Sepotong lautan di duaribu senja.

Untukmu; rumah yang tidak mau dijadikan tempat berpulang.

Maaf kalau aku lancang karena telah meletakkan rasa pada seseorang yang seharusnya tidak terlibat dalam perasaanku yang rumit. Tapi aku sama sepertimu. Aku juga tidak tau di mana Semesta meletakkan pelabuhan hatiku.

Ini membingungkan, tapi kamu lebih. Salah, rasa ini tidak seharusnya ada. Dan aku cukup menyadari, kalau selama ini peranku hanya menjadi bayang-bayang. Kamu tau apa rasanya?

Rasanya seperti kamu bermain lego dan akan menysunnya menjadi sebuah truk pembawa pasir. Tapi saat kamu hampir saja selesai dalam menyusun, tiba-tiba ada blok yang hilang. Kosong juga kurang menyenangkan.

Katamu, “ikuti kata hatimu.”

Dan kata sebuah buku yang aku lupa siapa penulisnya, “lalu kalau hatiku sudah hancur berkeping-keping, bagian mana yang harus aku ikuti?”

Tepatnya,

kita adalah dua yang tidak akan mungkin menjadi satu.

Atau seperti ini,

aku dan kamu tidak akan pernah menjadi KITA.

Tapi, biar aku menuliskan 'Kita' dalam halaman kali ini.

Boleh kusebut namamu?

Samudera, terimakasih banyak telah mengajakku berpetualang mengelilingi duniamu. Tenggelam di lautan hatimu yang sebenarnya masih memiliki pertanyaan. Kita sama sama tau kalau hanya aku yang memiliki perasaan, tapi kenapa kamu bertingkah seolah kamu tidak mengetahui segalanya?

Mungkin memang begini jalan ceritanya. Sesederhana aku mencintai kamu, dan kamu mencintai dia yang lain. Sederhana tapi cukup menyakitkan. Terlebih saat harus memutuskan kalau aku harus berhenti di sini dan kita sama-sama meninggalkan.

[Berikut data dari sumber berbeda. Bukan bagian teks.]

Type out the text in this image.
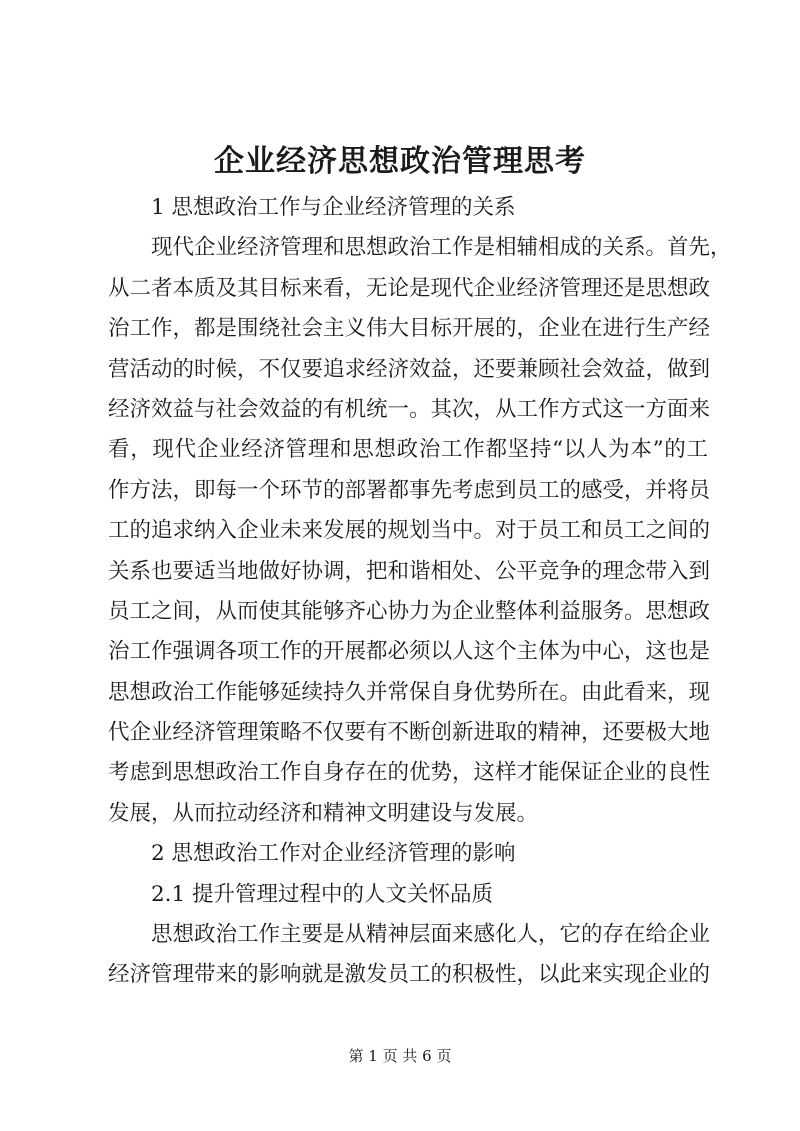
企业经济思想政治管理思考
1 思想政治工作与企业经济管理的关系
现代企业经济管理和思想政治工作是相辅相成的关系。首先，
从二者本质及其目标来看，无论是现代企业经济管理还是思想政
治工作，都是围绕社会主义伟大目标开展的，企业在进行生产经
营活动的时候，不仅要追求经济效益，还要兼顾社会效益，做到
经济效益与社会效益的有机统一。其次，从工作方式这一方面来
看，现代企业经济管理和思想政治工作都坚持“以人为本”的工
作方法，即每一个环节的部署都事先考虑到员工的感受，并将员
工的追求纳入企业未来发展的规划当中。对于员工和员工之间的
关系也要适当地做好协调，把和谐相处、公平竞争的理念带入到
员工之间，从而使其能够齐心协力为企业整体利益服务。思想政
治工作强调各项工作的开展都必须以人这个主体为中心，这也是
思想政治工作能够延续持久并常保自身优势所在。由此看来，现
代企业经济管理策略不仅要有不断创新进取的精神，还要极大地
考虑到思想政治工作自身存在的优势，这样才能保证企业的良性
发展，从而拉动经济和精神文明建设与发展。
2 思想政治工作对企业经济管理的影响
2.1 提升管理过程中的人文关怀品质
思想政治工作主要是从精神层面来感化人，它的存在给企业
经济管理带来的影响就是激发员工的积极性，以此来实现企业的
第 1 页 共 6 页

Kamu meninggalkan luka, sedangkan aku meninggalkan rasa.

Sesal bukan untuk dipilih, sebab hidupku harus tetap berjalan— dengan atau tanpa adanya kamu.

Lewat sini aku mengucapkan selamat tinggal. Untukmu yang pernah menjadi apa-apa walau kita belum sempat bersama.

— Ditulis oleh aku, Sekala Pelangi Bening. Ahad, pukul 03.15 pagi sambil menyesap kopi hitam penuh kepulan asap kesukaanku.